Juga beberapa merek beras yang sering dijual di Swalayan Alfa Midi ditemukan berpindah ke pasar-pasar tradisional.

Yang lebih unik lagi pada umumnya dapur masyarakat berpindah dari belakang rumah ke depan rumah karena masyarakat masih takut menggunakan dapur konvensional di dalam rumah karena takut sewaktu-waktu terjadi gempa susulan.

Juga akibat menyebarnya berita hoax bahwa akan ada lagi gempa yang lebih dasyat dan menyebarnya kabar palsu bahwa di banyak wilayah kota Palu telah terdapat lumpur likuefaksi sehingga semakin banyak masyarakat yang takut dan melakukan eksodus besar-besaran mengungsi keluar dari wilayah PASIGALA.
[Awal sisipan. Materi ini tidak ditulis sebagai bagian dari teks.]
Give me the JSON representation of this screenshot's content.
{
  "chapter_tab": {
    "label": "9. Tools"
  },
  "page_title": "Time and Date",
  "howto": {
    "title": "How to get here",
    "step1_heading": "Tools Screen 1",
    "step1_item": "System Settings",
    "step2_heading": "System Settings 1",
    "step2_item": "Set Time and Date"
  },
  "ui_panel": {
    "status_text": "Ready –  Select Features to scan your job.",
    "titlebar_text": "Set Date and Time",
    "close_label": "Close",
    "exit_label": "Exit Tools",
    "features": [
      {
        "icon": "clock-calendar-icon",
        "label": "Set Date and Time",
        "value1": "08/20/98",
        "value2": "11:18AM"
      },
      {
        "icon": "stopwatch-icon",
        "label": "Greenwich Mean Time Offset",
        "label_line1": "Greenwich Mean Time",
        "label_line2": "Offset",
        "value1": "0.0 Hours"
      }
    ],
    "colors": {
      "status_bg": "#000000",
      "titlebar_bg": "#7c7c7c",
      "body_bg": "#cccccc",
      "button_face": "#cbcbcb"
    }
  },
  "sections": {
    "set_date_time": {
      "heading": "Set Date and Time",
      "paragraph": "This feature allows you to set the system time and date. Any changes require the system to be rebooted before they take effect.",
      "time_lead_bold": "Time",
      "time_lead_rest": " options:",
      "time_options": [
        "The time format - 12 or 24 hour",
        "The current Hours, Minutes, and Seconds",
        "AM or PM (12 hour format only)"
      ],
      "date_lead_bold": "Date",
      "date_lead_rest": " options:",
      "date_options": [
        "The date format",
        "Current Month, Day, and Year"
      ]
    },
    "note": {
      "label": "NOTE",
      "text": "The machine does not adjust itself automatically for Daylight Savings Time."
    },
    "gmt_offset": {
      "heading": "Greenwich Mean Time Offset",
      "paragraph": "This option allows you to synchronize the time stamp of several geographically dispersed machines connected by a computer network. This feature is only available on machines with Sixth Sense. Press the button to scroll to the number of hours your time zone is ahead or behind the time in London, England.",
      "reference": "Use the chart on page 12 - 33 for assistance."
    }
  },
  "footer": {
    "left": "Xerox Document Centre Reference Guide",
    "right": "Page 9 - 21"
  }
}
Sebaliknya dalam waktu hampir bersamaan patut diapresiasi dan diacungi jempol karena juga secara bersamaan ada ribuan relawan dan armada bala bantuan yang masuk ke wilayah terdampak untuk membantu meringankan beban dan duka masyarakat.

Sampai batas akhir masa tanggap darurat laporan resmi pemerintah mencatat korban meninggal 2086 jiwa, korban luka-luka 4.438, korban hilang 1075 orang, korban yang mengungsi 206.494 orang dan rumah atau bangunan lainnya yang terdampak 68.451 unit (Koran Kailipost, 27/10/2018).

Namun, dari laporan masyarakat terdampak diduga korban jiwa dan luka-luka masih jauh lebih banyak. Misalnya di tiga wilayah terdampak likuefaksi korban jiwa yang tertimbun lumpur dan belum sempat dievakuasi masih cukup banyak.

FAKTA DAN REALITA

Di dunia, katanya, ada tiga ibukota dilalui sesar aktif, yakni Palu (Sulteng), Wellington (New Zealand), dan San Franscisco (California) Amerika Serikat.

Kota Welington di New Zealand berada di jalur Sesar Welington dan demikian juga Kota Los Angles di Negara Bagian Kalifornia Amerika Serikat berada tepat di jalur Sesar San Andreas dan Kota Palu ibukota Provinsi Sulawesi Tengah dilalui Sesar Palukoro.

Namun, masyarakat di kedua kota besar dunia di lur negeri tidak menganggap Sesar Welington dan Sesar San Andreas sebagai hantu yang menakutkan dan harus ditakuti.

Bahkan sejak dulu sering timbulnya gempa akibat aktivitas sesar tapi tidak pernah muncul ide dari pemerintah dan masyarakat untuk menghindari dan memindahkan kota Los Angles dan Kota Wellington ke tempat lain.

Kedua kota tersebut justru terus dibangun dan dikembangkan dengan bangunan tahan gempa. Dan masyarakat di wilayah tersebut untuk menyikapi dan mengantisipasi potensi siklus gempa jika kembali terjadi.

Terus mengedukasi masyarakat dengan kurikulum pendidikan kebencanaan. Pemerintah menyiapkan rencana tanggap darurat (Contingency Plan). Dan selalu menyiapkan mitigasi bencana yang handal.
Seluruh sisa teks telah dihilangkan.